Erano ovviamente fantasie, sogni, che rimanevano tali fino a quando qualcuno tra i più fortunati arrivava a giocare nella massima serie. Ma per la stragrande maggioranza, anche solo mettere piede sul diamante dello stadio “Europeo” era possibile solo per festeggiare uno scudetto vinto dalla squadra maggiore, che restava la squadra per la quale tutti facevano il tifo e per la quale non si vedeva l’ora di finire la nostra partita del sabato pomeriggio per correre in viale Piacenza.

Oggi pomeriggio e questa sera per i giovani della Ciemme Oltretorrente questi sogni diventeranno realtà. Chi avrebbe mai detto, solo pochi anni fa, che avremmo un giorno potuto assistere ad una sfida fratricida tra la maggiore squadra di baseball di Parma e una delle sorelle minori. Nel mare di negatività portato dalla nuova formula del massimo campionato a 32 squadre, un pizzico di romanticismo che fa tornare il sorriso e, tempo permettendo, magari anche un po’ di colore sugli spalti. Se le due gare che vanno in scena oggi al “Cavalli” non avranno nessun valore per la classifica del Parmaclima, potrebbero risultare determinanti per la stagione della Ciemme.

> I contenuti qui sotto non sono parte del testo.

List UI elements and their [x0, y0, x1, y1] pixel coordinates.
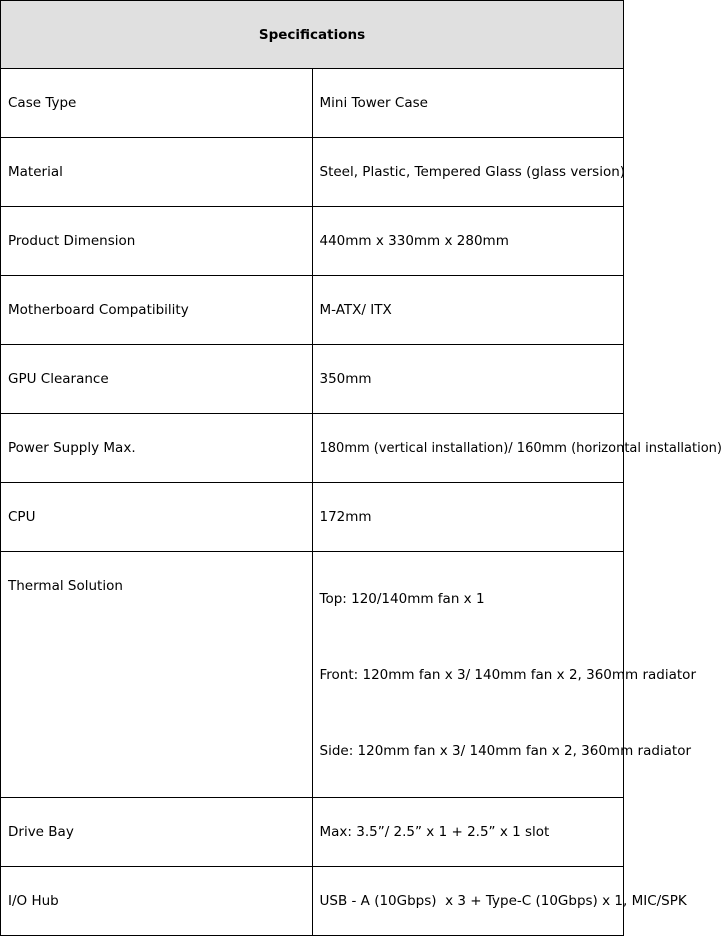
row-label: Material — [1, 138, 313, 207]
thermal-line-side: Side: 120mm fan x 3/ 140mm fan x 2, 360mm radiator — [319, 742, 692, 759]
thermal-line-top: Top: 120/140mm fan x 1 — [319, 590, 485, 607]
row-value: 440mm x 330mm x 280mm — [312, 207, 624, 276]
row-label: Drive Bay — [1, 798, 313, 867]
table-row-material — [1, 138, 624, 207]
table-row-gpu-clearance — [1, 345, 624, 414]
table-row-cpu — [1, 483, 624, 552]
row-value: M-ATX/ ITX — [312, 276, 624, 345]
row-value-multiline — [312, 552, 696, 798]
row-value: 350mm — [312, 345, 624, 414]
table-row-motherboard-compatibility — [1, 276, 624, 345]
thermal-line-front: Front: 120mm fan x 3/ 140mm fan x 2, 360mm radiator — [319, 666, 696, 683]
table-row-power-supply — [1, 414, 624, 483]
table-row-thermal-solution — [1, 552, 624, 798]
row-value: Max: 3.5”/ 2.5” x 1 + 2.5” x 1 slot — [312, 798, 624, 867]
row-label: Motherboard Compatibility — [1, 276, 313, 345]
row-label: Thermal Solution — [1, 552, 313, 798]
row-label: I/O Hub — [1, 867, 313, 936]
row-label: Product Dimension — [1, 207, 313, 276]
row-label: GPU Clearance — [1, 345, 313, 414]
row-value: 172mm — [312, 483, 624, 552]
table-row-io-hub — [1, 867, 624, 936]
row-value: Mini Tower Case — [312, 69, 624, 138]
table-row-case-type — [1, 69, 624, 138]
row-value: Steel, Plastic, Tempered Glass (glass version) — [312, 138, 624, 207]
row-value: 180mm (vertical installation)/ 160mm (horizontal installation) — [312, 414, 624, 483]
row-value: USB - A (10Gbps) x 3 + Type-C (10Gbps) x 1, MIC/SPK — [312, 867, 624, 936]
table-title: Specifications — [1, 1, 624, 69]
row-label: Case Type — [1, 69, 313, 138]
table-row-product-dimension — [1, 207, 624, 276]
header-row — [1, 1, 624, 69]
table-row-drive-bay — [1, 798, 624, 867]
row-label: Power Supply Max. — [1, 414, 313, 483]
row-label: CPU — [1, 483, 313, 552]
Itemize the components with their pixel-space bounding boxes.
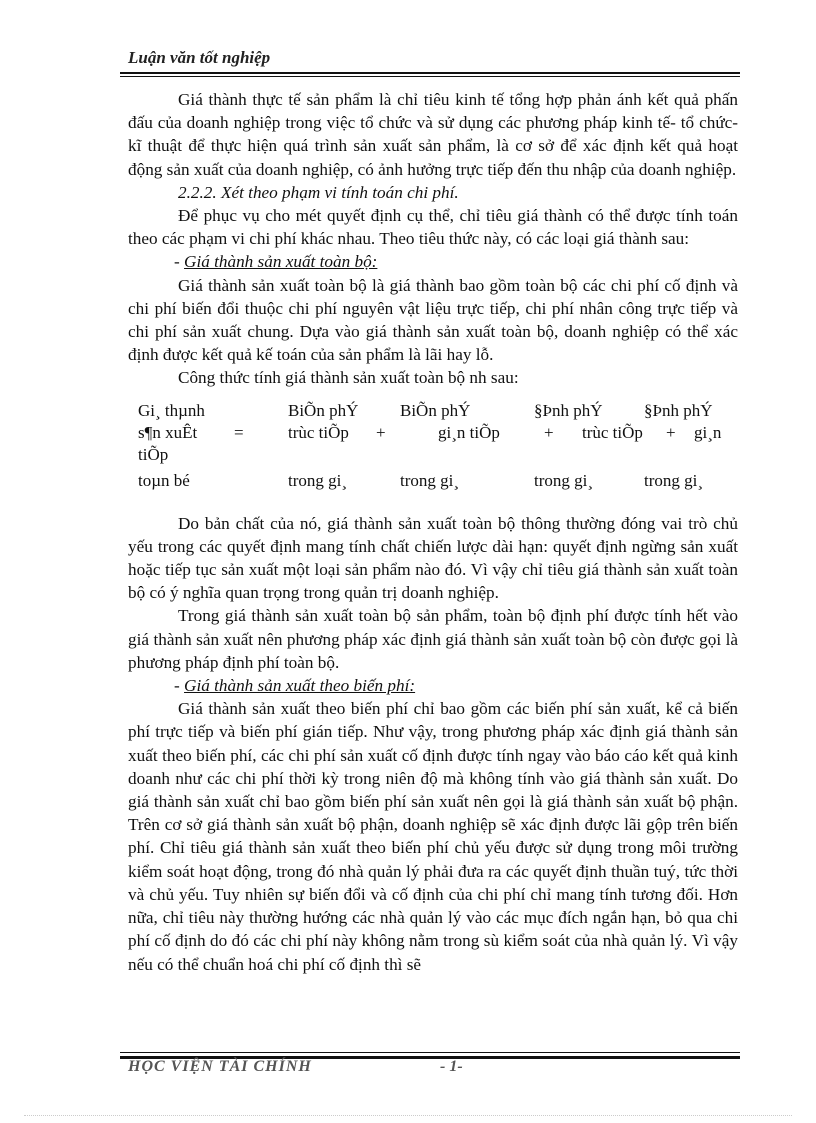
footer-organization: HỌC VIỆN TÀI CHÍNH xyxy=(128,1058,312,1075)
formula-term: trong gi¸ xyxy=(288,470,348,490)
page-edge-dotted-line xyxy=(24,1115,792,1116)
formula-plus: + xyxy=(666,422,676,442)
formula-plus: + xyxy=(376,422,386,442)
formula-term: Gi¸ thµnh xyxy=(138,400,205,420)
paragraph: Để phục vụ cho mét quyết định cụ thể, chỉ tiêu giá thành có thể được tính toán theo các phạm vi chi phí khác nhau. Theo tiêu thức này, có các loại giá thành sau: xyxy=(128,206,738,249)
subheading xyxy=(128,674,738,697)
formula-term: tiÕp xyxy=(138,444,169,464)
formula-term: trong gi¸ xyxy=(644,470,704,490)
formula-term: trong gi¸ xyxy=(400,470,460,490)
formula-term: gi¸n tiÕp xyxy=(438,422,500,442)
paragraph: Giá thành sản xuất theo biến phí chỉ bao gồm các biến phí sản xuất, kể cả biến phí trực tiếp và biến phí gián tiếp. Như vậy, trong phương pháp xác định giá thành sản xuất theo biến phí, các chi phí sản xuất cố định được tính ngay vào báo cáo kết quả kinh doanh như các chi phí thời kỳ trong niên độ mà không tính vào giá thành sản xuất. Do giá thành sản xuất chỉ bao gồm biến phí sản xuất nên gọi là giá thành sản xuất bộ phận. Trên cơ sở giá thành sản xuất bộ phận, doanh nghiệp sẽ xác định được lãi gộp trên biến phí. Chỉ tiêu giá thành sản xuất theo biến phí chủ yếu được sử dụng trong môi trường kiểm soát hoạt động, trong đó nhà quản lý phải đưa ra các quyết định thuần tuý, tức thời và chủ yếu. Tuy nhiên sự biến đổi và cố định của chi phí chỉ mang tính tương đối. Hơn nữa, chỉ tiêu này thường hướng các nhà quản lý vào các mục đích ngắn hạn, bỏ qua chi phí cố định do đó các chi phí này không nằm trong sù kiểm soát của nhà quản lý. Vì vậy nếu có thể chuẩn hoá chi phí cố định thì sẽ xyxy=(128,699,738,974)
formula-equals: = xyxy=(234,422,244,442)
formula-term: trong gi¸ xyxy=(534,470,594,490)
paragraph: Công thức tính giá thành sản xuất toàn bộ nh sau: xyxy=(178,368,519,388)
subheading-dash: - xyxy=(174,676,185,696)
formula-term: s¶n xuÊt xyxy=(138,422,198,442)
paragraph: Giá thành sản xuất toàn bộ là giá thành bao gồm toàn bộ các chi phí cố định và chi phí biến đổi thuộc chi phí nguyên vật liệu trực tiếp, chi phí nhân công trực tiếp và chi phí sản xuất chung. Dựa vào giá thành sản xuất toàn bộ, doanh nghiệp có thể xác định được kết quả kế toán của sản phẩm là lãi hay lỗ. xyxy=(128,275,738,365)
paragraph: Trong giá thành sản xuất toàn bộ sản phẩm, toàn bộ định phí được tính hết vào giá thành sản xuất nên phương pháp xác định giá thành sản xuất toàn bộ còn được gọi là phương pháp định phí toàn bộ. xyxy=(128,606,738,672)
subheading-title: Giá thành sản xuất toàn bộ: xyxy=(184,252,378,272)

Non sono certo queste le gare da vincere per la squadra allenata da Melassi, che fino a quindici giorni fa era stata l’autentica rivelazione del primo scorcio di stagione, tuttavia l’impresa di portarsi a casa una vittoria potrebbe permettere se non di rientrare in gioco per il secondo posto, quanto meno di puntare ad un piazzamento migliore in vista della Poule salvezza.

Sulla carta non ci sarà partita in Gara-1, quando saranno di scena i lanciatori italiani. Difficile pensare che i vari Francesco Pomponi, Gremi, Catellani possano mettere in difficoltà le bocche da fuoco del line-up di Gianguido Poma. Più equilibrio e, perché no, un po’ di spettacolo lo vedremo nell’incontro di domani sera, quando Angel Duno affronterà un altro ex di questa doppia sfida, Alexandr Diaz. L’entusiasmo e la voglia di ottenere un’impresa storica da parte della Ciemme potrebbero regalare sorprese.

L’emozione più grande la proveranno però i tanti ex che si affronteranno sul diamante e non solo. Per anni l’Oltretorrente ha rappresentato il principale serbatoio di giovani per il Parmaclima, logico quindi che tra le fila della squadra ci siano oggi ragazzi cresciuti in gialloblù: E’ il caso di Astorri e Flisi. Sarebbe potuto essere per Francesco Pomponi, che in attesa di partire per vivere l’esperienza al college negli USA, è tornato alla base, in uno scambio con Luca Capellano. E’ ex Ciemme anche il lanciatore Alexandr Diaz, mentre tra le fila dell’Oltretorrente, oltre ai fratelli Michele e Francesco Pomponi, anche il ricevitore Marco Ragionieri ha indossato sporadicamente la casacca del Parmaclima. Anche se il più emozionato di tutti non sarà in campo, ma assisterà alle due sfide dagli spalti: Maurizio Renaud, ricopre il ruolo di direttore tecnico di entrambe le compagini e comunque vada, potrà festeggiare.